What does this mean for utility customers? For one, it creates something that has not existed since the grid's creation: an informed consumer base. People can analyze their own energy usage in as much detail as desired and then adjust the amount, manner, and time in which high load devices are used. Even today, most consumers are unaware that for utility providers, the cost of a kWh is greater during times of peak demand – after all, electricity is traditionally billed at a flat rate. By offering dynamic pricing based on real-time energy demand, electric companies create opportunities for customers to significantly lower their energy bill with simple changes, such as using the clothes dryer at off-peak hours. Also, these kinds of changes have the effect of reducing or "shaving" the demand peaks over the course of a day, which can further reduce energy costs.
In a two-chip solution, the essential metrology functions of the device are implemented as a separate functional unit, i.e. an energy meter IC. There are many possible reasons for choosing this architecture; for instance, the metrology firmware may require isolation and specific qualifications. Active power is sensed with a current transformer, commonly a Rogowski coil, which then provides the energy meter IC with analog power measurements. Typically, delta-sigma ADCs (analog-to-digital converters) within the energy meter chip perform the A/D conversion. The chip also tracks energy consumption, transmitting the data to the application processor, and possibly provides additional functions such as pre-amplification and tamper detection.

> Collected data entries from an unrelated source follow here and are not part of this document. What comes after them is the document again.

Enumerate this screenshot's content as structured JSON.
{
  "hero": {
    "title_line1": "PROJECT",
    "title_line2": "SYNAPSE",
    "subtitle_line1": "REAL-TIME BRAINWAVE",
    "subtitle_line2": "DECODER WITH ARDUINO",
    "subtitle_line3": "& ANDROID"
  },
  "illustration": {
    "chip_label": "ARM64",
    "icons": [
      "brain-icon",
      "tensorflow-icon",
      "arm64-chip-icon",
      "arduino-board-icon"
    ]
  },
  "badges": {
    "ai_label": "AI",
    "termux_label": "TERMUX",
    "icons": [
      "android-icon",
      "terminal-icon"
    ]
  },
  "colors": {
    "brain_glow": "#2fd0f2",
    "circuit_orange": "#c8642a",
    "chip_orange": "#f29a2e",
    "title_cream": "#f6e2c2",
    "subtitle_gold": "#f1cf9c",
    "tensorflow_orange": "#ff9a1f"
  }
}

The application processor provides the substantial amount of non-volatile memory, processing power, and connectivity options needed to implement most of the smart meter's "smart" functions, such as consumption analysis, dynamic pricing, and other demand response features. All smart meters are capable of 2-way communication with a utility company, whether it is via power line communication (PLC), Zigbee wireless mesh networks, RS-485, or some combination of communications technologies. Choice of communications channel(s) and meter reading method are often dictated by cost, which depends largely on pre-existing infrastructure and the local regulations of a given region.
Major subsystems include:
- Application Processor
- Sensing and metrology: current and voltage sensors, energy meter IC
- Power management: offline AC/DC converter, voltage regulator, battery management system
- AMR-enabled communications: PLC modem, Zigbee, RS-485, etc.